Família "não miserável" só come carne uma vez na semana e dorme no chão

Rafael Andrade/Folha Imagem
Sheila da Silva, 16, (de pé) cuida de crianças de família considerada não miserável pela FGV, em Paracambi (Rio de Janeiro)


SERGIO TORRES
ENVIADO ESPECIAL A PARACAMBI (RJ)

As crianças não têm o que calçar, vestem-se todos os dias com as mesmas roupas, comem carne, quando muito, uma vez por semana, dormem no chão sem piso de um casebre sem banheiro e brincam em um riacho de esgoto. Mesmo assim, não são miseráveis, segundo metodologia da FGV.

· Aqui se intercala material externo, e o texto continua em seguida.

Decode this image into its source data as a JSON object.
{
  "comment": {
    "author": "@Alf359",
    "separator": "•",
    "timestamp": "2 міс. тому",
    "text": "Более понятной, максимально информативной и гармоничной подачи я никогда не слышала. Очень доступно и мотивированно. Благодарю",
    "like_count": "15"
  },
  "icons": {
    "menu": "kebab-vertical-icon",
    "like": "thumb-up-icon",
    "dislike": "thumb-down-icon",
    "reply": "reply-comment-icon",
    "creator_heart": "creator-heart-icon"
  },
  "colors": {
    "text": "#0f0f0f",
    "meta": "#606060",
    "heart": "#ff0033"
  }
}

Os cinco filhos (Jéssica, 16, Wanderson, 13, Taís, 11, Tainá, 8, e Jonatan, 4) e o neto Gabriel, de 8 meses, de Nilcéia de Lurdes da Silva, 35, vivem com ela e o companheiro Aílton de Oliveira, 34, em barraco pendurado em uma encosta no bairro Quilombo, próximo ao centro de Paracambi, município que, a 75 km do Rio, separa a Baixada Fluminense da região centro-sul do Estado.
Somada, a renda familiar chega a R$ 1.000 por mês, o que dá R$ 125 por pessoa, exatamente a quantia estipulada pela FGV para diferenciar o miserável do pobre.

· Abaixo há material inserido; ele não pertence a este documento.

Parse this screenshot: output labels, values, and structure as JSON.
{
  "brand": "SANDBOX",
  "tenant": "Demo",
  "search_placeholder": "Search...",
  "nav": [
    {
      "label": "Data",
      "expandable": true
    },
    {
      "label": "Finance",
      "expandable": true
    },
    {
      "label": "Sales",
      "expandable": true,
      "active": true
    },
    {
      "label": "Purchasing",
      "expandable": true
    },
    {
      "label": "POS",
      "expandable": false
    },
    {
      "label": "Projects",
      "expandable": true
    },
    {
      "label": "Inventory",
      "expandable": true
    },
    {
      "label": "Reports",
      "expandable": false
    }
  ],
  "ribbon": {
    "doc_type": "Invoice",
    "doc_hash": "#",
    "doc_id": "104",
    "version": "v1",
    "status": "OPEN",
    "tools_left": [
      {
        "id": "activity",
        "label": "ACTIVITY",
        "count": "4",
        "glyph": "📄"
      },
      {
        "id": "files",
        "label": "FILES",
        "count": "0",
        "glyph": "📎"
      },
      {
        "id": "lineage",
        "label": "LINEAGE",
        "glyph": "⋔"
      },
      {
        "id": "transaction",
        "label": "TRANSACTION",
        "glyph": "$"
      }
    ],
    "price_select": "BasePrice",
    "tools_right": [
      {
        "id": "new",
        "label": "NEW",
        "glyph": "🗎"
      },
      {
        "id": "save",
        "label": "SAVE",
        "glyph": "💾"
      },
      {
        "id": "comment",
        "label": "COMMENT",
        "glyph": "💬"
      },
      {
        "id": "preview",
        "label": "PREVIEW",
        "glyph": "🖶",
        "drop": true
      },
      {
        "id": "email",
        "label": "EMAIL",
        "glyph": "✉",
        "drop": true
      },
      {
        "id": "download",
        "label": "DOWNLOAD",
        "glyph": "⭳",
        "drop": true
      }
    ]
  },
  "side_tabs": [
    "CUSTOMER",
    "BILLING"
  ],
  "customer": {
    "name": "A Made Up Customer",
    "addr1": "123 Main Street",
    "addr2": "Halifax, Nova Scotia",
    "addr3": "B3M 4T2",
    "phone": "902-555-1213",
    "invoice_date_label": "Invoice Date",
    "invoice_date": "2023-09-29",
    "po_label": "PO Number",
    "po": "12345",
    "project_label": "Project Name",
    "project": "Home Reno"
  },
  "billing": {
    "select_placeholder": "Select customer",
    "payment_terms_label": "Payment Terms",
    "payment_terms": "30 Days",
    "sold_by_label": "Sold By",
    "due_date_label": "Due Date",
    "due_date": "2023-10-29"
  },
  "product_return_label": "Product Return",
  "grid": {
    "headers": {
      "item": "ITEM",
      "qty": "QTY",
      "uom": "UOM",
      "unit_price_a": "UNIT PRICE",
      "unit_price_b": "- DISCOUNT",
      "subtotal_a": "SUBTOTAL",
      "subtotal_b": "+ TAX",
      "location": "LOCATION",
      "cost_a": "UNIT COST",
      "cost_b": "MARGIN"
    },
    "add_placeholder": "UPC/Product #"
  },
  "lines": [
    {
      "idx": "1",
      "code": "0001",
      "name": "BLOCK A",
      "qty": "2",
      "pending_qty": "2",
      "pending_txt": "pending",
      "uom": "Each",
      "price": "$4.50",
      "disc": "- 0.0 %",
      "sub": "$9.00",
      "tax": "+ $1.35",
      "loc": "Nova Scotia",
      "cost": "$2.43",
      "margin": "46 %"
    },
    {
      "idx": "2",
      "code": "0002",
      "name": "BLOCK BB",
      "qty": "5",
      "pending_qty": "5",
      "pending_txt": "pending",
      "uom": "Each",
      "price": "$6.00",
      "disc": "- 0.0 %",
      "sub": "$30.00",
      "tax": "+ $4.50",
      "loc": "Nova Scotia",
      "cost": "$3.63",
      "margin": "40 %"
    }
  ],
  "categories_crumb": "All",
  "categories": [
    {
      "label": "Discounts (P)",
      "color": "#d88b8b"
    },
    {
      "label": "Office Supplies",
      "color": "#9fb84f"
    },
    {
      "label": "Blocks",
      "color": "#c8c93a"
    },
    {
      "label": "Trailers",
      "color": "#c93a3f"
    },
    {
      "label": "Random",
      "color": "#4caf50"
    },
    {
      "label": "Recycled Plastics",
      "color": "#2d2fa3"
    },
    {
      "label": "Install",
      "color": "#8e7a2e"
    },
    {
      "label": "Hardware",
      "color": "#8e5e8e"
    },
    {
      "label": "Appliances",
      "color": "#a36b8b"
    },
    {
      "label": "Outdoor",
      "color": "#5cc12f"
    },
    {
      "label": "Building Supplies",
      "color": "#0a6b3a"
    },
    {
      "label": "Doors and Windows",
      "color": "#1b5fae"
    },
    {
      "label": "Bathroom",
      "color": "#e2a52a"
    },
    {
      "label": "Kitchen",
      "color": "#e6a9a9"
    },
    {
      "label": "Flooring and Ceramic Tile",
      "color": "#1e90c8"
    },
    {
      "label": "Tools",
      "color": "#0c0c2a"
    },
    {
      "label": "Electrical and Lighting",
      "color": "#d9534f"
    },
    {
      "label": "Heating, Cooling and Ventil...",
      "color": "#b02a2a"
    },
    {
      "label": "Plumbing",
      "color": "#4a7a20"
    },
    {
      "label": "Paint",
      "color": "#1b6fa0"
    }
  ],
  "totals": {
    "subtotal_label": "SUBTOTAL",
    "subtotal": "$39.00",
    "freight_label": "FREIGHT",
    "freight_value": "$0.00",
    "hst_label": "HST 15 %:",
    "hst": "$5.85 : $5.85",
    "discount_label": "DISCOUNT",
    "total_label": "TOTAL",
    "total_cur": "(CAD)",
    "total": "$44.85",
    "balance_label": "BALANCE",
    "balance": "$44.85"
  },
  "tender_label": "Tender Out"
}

Nilcéia ganha R$ 800 mensais, trabalhando do início da manhã ao início da noite em um lixão, onde recolhe plásticos, papéis e metais vendidos para uma firma de reciclagem. Há dois meses, deixou de receber o Bolsa Família, sem saber a razão. Desempregado, Oliveira faz biscates que lhe rendem os R$ 200 que garantem a retirada da família da miséria, conforme a pesquisa.
Na prática, a diferença fixada pela estatística não existe. Embora Nilcéia diga ter melhorado de vida nos últimos meses, mesmo que -mais uma vez- não saiba o motivo, suas crianças continuam na situação miserável que as acompanha desde a nascença. Na última sexta, não comeram nada de manhã. O barraco da família não tem água. A luz é clandestina, puxada do poste da rua. O esgoto, uma vala negra que corre no quintal. As crianças só andam descalças. Pisam nos dejetos sem dar importância. É o chão delas, afinal.
Para trabalhar, o casal deixa as crianças aos cuidados da filha de 11 anos. Às vezes, uma amiga de Jéssica, Sheila da Silva, 16, vai lá para dar comida aos pequenos. Quando não vai, Taís faz a comida. Quando não tem, roda o comércio para "pedir favor", como diz.